The Bank of Japan (BoJ) held interest rates steady and kept its comprehensive stimulus program intact, but it also dropped the deadline for achieving its 2.0 percent target making it easier to wait for the medicine to take.
The Deadline is the Ultimate Motivator, Its Absence is Good Cover
At its scheduled meeting this week, the Bank of Japan (BoJ) held interest rates steady and maintained its comprehensive program of monetary policy support, but it dropped any reference to a timeline for achieving its 2.0 percent inflation target. Previously it had been targeting the end of fiscal year 2019 (March 2020). CPI inflation in Japan has rarely been in range of the 2.0 percent stability target over the past 20 years.
Financial markets seized upon the dropping of any date reference hitting the inflation target, but at the press conference that followed, BoJ Governor Kuroda affirmed multiple times that the removal of the date was not in any way an indication of monetary policy bias.
The BoJ decision was decided in an 8-1 majority vote, with the lone dissenter (Mr. Kataoka), again preferring additional easing measures. Notably, this was the first meeting that included recently appointed Deputy Governor Wakatabe who is generally viewed as a dovish policymaker.
The fact that Mr. Wakatabe did not join Mr. Kataoka in calling for additional easing measures may explain why the target date for achieving 2.0 percent inflation was removed.
Without the clock ticking and a specific deadline approaching, there is less urgency in the administration of monetary policy. In that regard, the removal of the deadline offered the newly minted Deputy Governor the opportunity to go along with the majority in good conscience that doing so would not betray his dovish tendencies. That does not preclude Mr. Wakatabe from eventually calling for additional measures, but for now at least, it provides time for the monetary policy medicine to take without the need for an immediate additional dose. The historically low unemployment rate may eventually result in wage-push inflation, but we are skeptical given the absence of any serious indication of employers raising wages.

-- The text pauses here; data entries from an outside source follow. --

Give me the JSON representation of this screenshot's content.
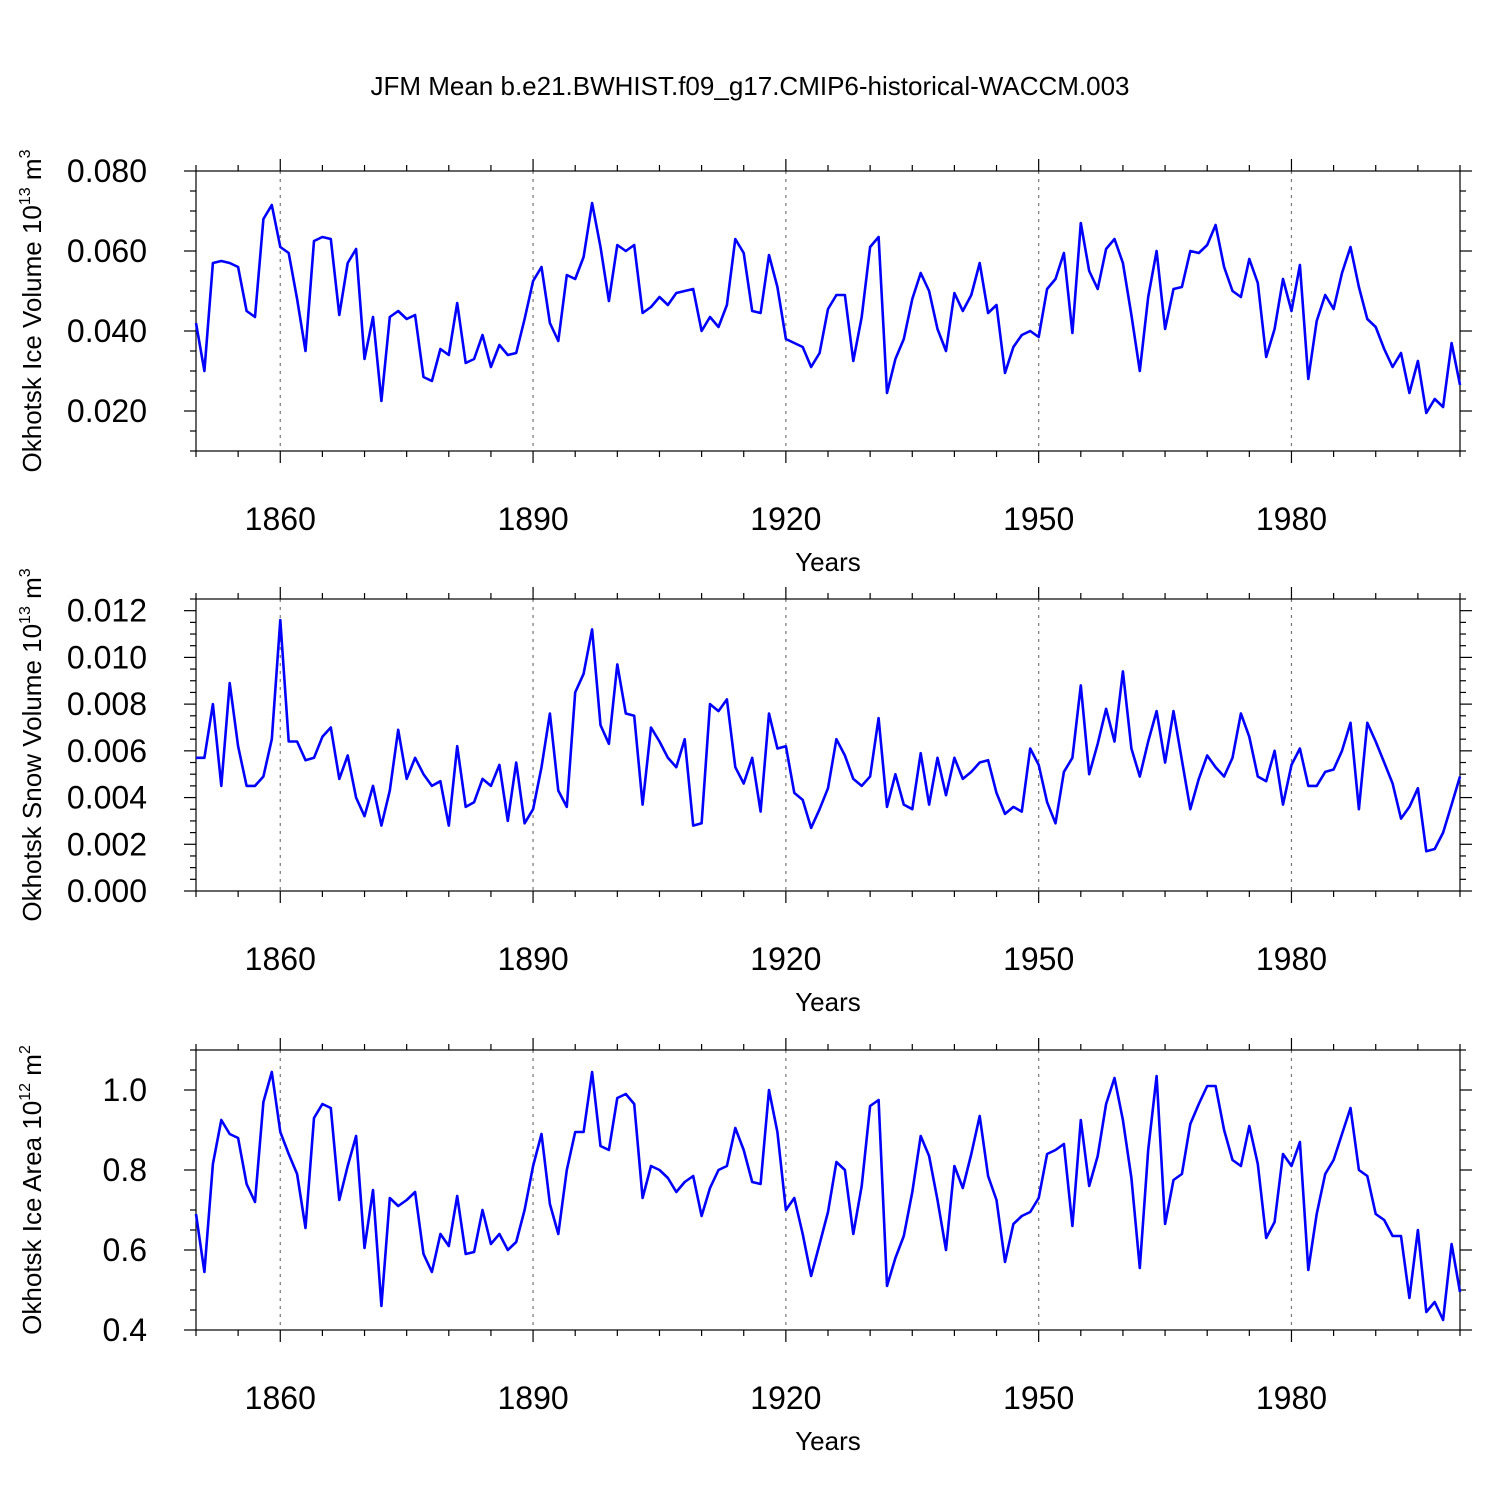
{
  "title": "JFM Mean b.e21.BWHIST.f09_g17.CMIP6-historical-WACCM.003",
  "line_color": "#0000ff",
  "chart_data": [
    {
      "type": "line",
      "name": "okhotsk-ice-volume",
      "ylabel": {
        "text": "Okhotsk Ice Volume 10",
        "exp": "13",
        "unit": " m",
        "unit_exp": "3"
      },
      "xlabel": "Years",
      "xlim": [
        1850,
        2000
      ],
      "ylim": [
        0.01,
        0.08
      ],
      "yticks": [
        0.02,
        0.04,
        0.06,
        0.08
      ],
      "ytick_labels": [
        "0.020",
        "0.040",
        "0.060",
        "0.080"
      ],
      "yminor_step": 0.005,
      "xticks": [
        1860,
        1890,
        1920,
        1950,
        1980
      ],
      "xtick_labels": [
        "1860",
        "1890",
        "1920",
        "1950",
        "1980"
      ],
      "xminor_step": 5,
      "grid": "vertical dashed at major x ticks",
      "x_start": 1850,
      "values": [
        0.042,
        0.03,
        0.057,
        0.0575,
        0.057,
        0.056,
        0.045,
        0.0435,
        0.068,
        0.0715,
        0.061,
        0.0595,
        0.048,
        0.035,
        0.0625,
        0.0635,
        0.063,
        0.044,
        0.057,
        0.0605,
        0.033,
        0.0435,
        0.0225,
        0.0435,
        0.045,
        0.043,
        0.044,
        0.0285,
        0.0275,
        0.0355,
        0.034,
        0.047,
        0.032,
        0.033,
        0.039,
        0.031,
        0.0365,
        0.034,
        0.0345,
        0.043,
        0.0525,
        0.056,
        0.042,
        0.0375,
        0.054,
        0.053,
        0.0585,
        0.072,
        0.061,
        0.0475,
        0.0615,
        0.06,
        0.0615,
        0.0445,
        0.046,
        0.0485,
        0.0465,
        0.0495,
        0.05,
        0.0505,
        0.04,
        0.0435,
        0.041,
        0.0465,
        0.063,
        0.0595,
        0.045,
        0.0445,
        0.059,
        0.051,
        0.038,
        0.037,
        0.036,
        0.031,
        0.0345,
        0.0455,
        0.049,
        0.049,
        0.0325,
        0.0435,
        0.061,
        0.0635,
        0.0245,
        0.033,
        0.038,
        0.048,
        0.0545,
        0.05,
        0.0405,
        0.035,
        0.0495,
        0.045,
        0.049,
        0.057,
        0.0445,
        0.0465,
        0.0295,
        0.036,
        0.039,
        0.04,
        0.0385,
        0.0505,
        0.053,
        0.0595,
        0.0395,
        0.067,
        0.055,
        0.0505,
        0.0605,
        0.063,
        0.057,
        0.044,
        0.03,
        0.0485,
        0.06,
        0.0405,
        0.0505,
        0.051,
        0.06,
        0.0595,
        0.0615,
        0.0665,
        0.056,
        0.05,
        0.0485,
        0.058,
        0.052,
        0.0335,
        0.0405,
        0.053,
        0.045,
        0.0565,
        0.028,
        0.0425,
        0.049,
        0.0455,
        0.0545,
        0.061,
        0.051,
        0.043,
        0.041,
        0.0355,
        0.031,
        0.0345,
        0.0245,
        0.0325,
        0.0195,
        0.023,
        0.021,
        0.037,
        0.0265
      ]
    },
    {
      "type": "line",
      "name": "okhotsk-snow-volume",
      "ylabel": {
        "text": "Okhotsk Snow Volume 10",
        "exp": "13",
        "unit": " m",
        "unit_exp": "3"
      },
      "xlabel": "Years",
      "xlim": [
        1850,
        2000
      ],
      "ylim": [
        0.0,
        0.0125
      ],
      "yticks": [
        0.0,
        0.002,
        0.004,
        0.006,
        0.008,
        0.01,
        0.012
      ],
      "ytick_labels": [
        "0.000",
        "0.002",
        "0.004",
        "0.006",
        "0.008",
        "0.010",
        "0.012"
      ],
      "yminor_step": 0.0005,
      "xticks": [
        1860,
        1890,
        1920,
        1950,
        1980
      ],
      "xtick_labels": [
        "1860",
        "1890",
        "1920",
        "1950",
        "1980"
      ],
      "xminor_step": 5,
      "grid": "vertical dashed at major x ticks",
      "x_start": 1850,
      "values": [
        0.0057,
        0.0057,
        0.008,
        0.0045,
        0.0089,
        0.0062,
        0.0045,
        0.0045,
        0.0049,
        0.0065,
        0.0116,
        0.0064,
        0.0064,
        0.0056,
        0.0057,
        0.0066,
        0.007,
        0.0048,
        0.0058,
        0.004,
        0.0032,
        0.0045,
        0.0028,
        0.0043,
        0.0069,
        0.0048,
        0.0057,
        0.005,
        0.0045,
        0.0047,
        0.0028,
        0.0062,
        0.0036,
        0.0038,
        0.0048,
        0.0045,
        0.0054,
        0.003,
        0.0055,
        0.0029,
        0.0035,
        0.0053,
        0.0076,
        0.0043,
        0.0036,
        0.0085,
        0.0093,
        0.0112,
        0.0071,
        0.0063,
        0.0097,
        0.0076,
        0.0075,
        0.0037,
        0.007,
        0.0064,
        0.0057,
        0.0053,
        0.0065,
        0.0028,
        0.0029,
        0.008,
        0.0077,
        0.0082,
        0.0053,
        0.0046,
        0.0057,
        0.0034,
        0.0076,
        0.0061,
        0.0062,
        0.0042,
        0.0039,
        0.0027,
        0.0035,
        0.0044,
        0.0065,
        0.0058,
        0.0048,
        0.0045,
        0.0049,
        0.0074,
        0.0036,
        0.005,
        0.0037,
        0.0035,
        0.0059,
        0.0037,
        0.0057,
        0.0041,
        0.0057,
        0.0048,
        0.0051,
        0.0055,
        0.0056,
        0.0042,
        0.0033,
        0.0036,
        0.0034,
        0.0061,
        0.0054,
        0.0038,
        0.0029,
        0.0051,
        0.0057,
        0.0088,
        0.005,
        0.0063,
        0.0078,
        0.0064,
        0.0094,
        0.0061,
        0.0049,
        0.0064,
        0.0077,
        0.0055,
        0.0077,
        0.0056,
        0.0035,
        0.0048,
        0.0058,
        0.0053,
        0.0049,
        0.0057,
        0.0076,
        0.0066,
        0.0049,
        0.0047,
        0.006,
        0.0037,
        0.0054,
        0.0061,
        0.0045,
        0.0045,
        0.0051,
        0.0052,
        0.006,
        0.0072,
        0.0035,
        0.0072,
        0.0064,
        0.0055,
        0.0046,
        0.0031,
        0.0036,
        0.0044,
        0.0017,
        0.0018,
        0.0025,
        0.0037,
        0.0049
      ]
    },
    {
      "type": "line",
      "name": "okhotsk-ice-area",
      "ylabel": {
        "text": "Okhotsk Ice Area 10",
        "exp": "12",
        "unit": " m",
        "unit_exp": "2"
      },
      "xlabel": "Years",
      "xlim": [
        1850,
        2000
      ],
      "ylim": [
        0.4,
        1.1
      ],
      "yticks": [
        0.4,
        0.6,
        0.8,
        1.0
      ],
      "ytick_labels": [
        "0.4",
        "0.6",
        "0.8",
        "1.0"
      ],
      "yminor_step": 0.05,
      "xticks": [
        1860,
        1890,
        1920,
        1950,
        1980
      ],
      "xtick_labels": [
        "1860",
        "1890",
        "1920",
        "1950",
        "1980"
      ],
      "xminor_step": 5,
      "grid": "vertical dashed at major x ticks",
      "x_start": 1850,
      "values": [
        0.69,
        0.545,
        0.815,
        0.925,
        0.89,
        0.88,
        0.765,
        0.72,
        0.97,
        1.045,
        0.895,
        0.84,
        0.79,
        0.655,
        0.93,
        0.965,
        0.955,
        0.725,
        0.81,
        0.885,
        0.605,
        0.75,
        0.46,
        0.73,
        0.71,
        0.725,
        0.745,
        0.59,
        0.545,
        0.64,
        0.61,
        0.735,
        0.59,
        0.595,
        0.7,
        0.615,
        0.64,
        0.6,
        0.62,
        0.7,
        0.81,
        0.89,
        0.715,
        0.64,
        0.8,
        0.895,
        0.895,
        1.045,
        0.86,
        0.85,
        0.98,
        0.99,
        0.965,
        0.73,
        0.81,
        0.8,
        0.78,
        0.745,
        0.77,
        0.785,
        0.685,
        0.755,
        0.8,
        0.81,
        0.905,
        0.85,
        0.77,
        0.765,
        1.0,
        0.895,
        0.7,
        0.73,
        0.64,
        0.535,
        0.615,
        0.695,
        0.82,
        0.8,
        0.64,
        0.76,
        0.96,
        0.975,
        0.51,
        0.58,
        0.635,
        0.745,
        0.885,
        0.835,
        0.725,
        0.6,
        0.81,
        0.755,
        0.84,
        0.935,
        0.785,
        0.725,
        0.57,
        0.665,
        0.685,
        0.695,
        0.73,
        0.84,
        0.85,
        0.865,
        0.66,
        0.925,
        0.76,
        0.835,
        0.965,
        1.03,
        0.925,
        0.78,
        0.555,
        0.85,
        1.035,
        0.665,
        0.775,
        0.79,
        0.915,
        0.965,
        1.01,
        1.01,
        0.9,
        0.825,
        0.81,
        0.91,
        0.815,
        0.63,
        0.67,
        0.84,
        0.81,
        0.87,
        0.55,
        0.69,
        0.79,
        0.825,
        0.89,
        0.955,
        0.8,
        0.785,
        0.69,
        0.675,
        0.635,
        0.635,
        0.48,
        0.65,
        0.445,
        0.47,
        0.425,
        0.615,
        0.495
      ]
    }
  ]
}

The BoJ said it would continue to purchase 10-year Japanese government bonds (JGBs) such that yield will remain at “around zero percent” and that it would maintain its bond purchases at more or less the current pace of ¥80 trillion annually.
As we have observed previously, however, there is a practical limit to how much JGBs the BoJ can purchase. Over the past 12 months for example, the BoJ has only purchased about ¥50 trillion. Still, with 10-year JGBs yielding less than 0.06 percent as of this writing, the BoJ’s pace of purchases is sufficient to keep the yield close to zero as it said it would.
In summary, we see the dropping of the target date for hitting the inflation target as further affirmation that any tightening remains a long way off. Between now and the end of next year, the fastest pace of year-over-year CPI inflation we have in our forecast is just 1.5 percent.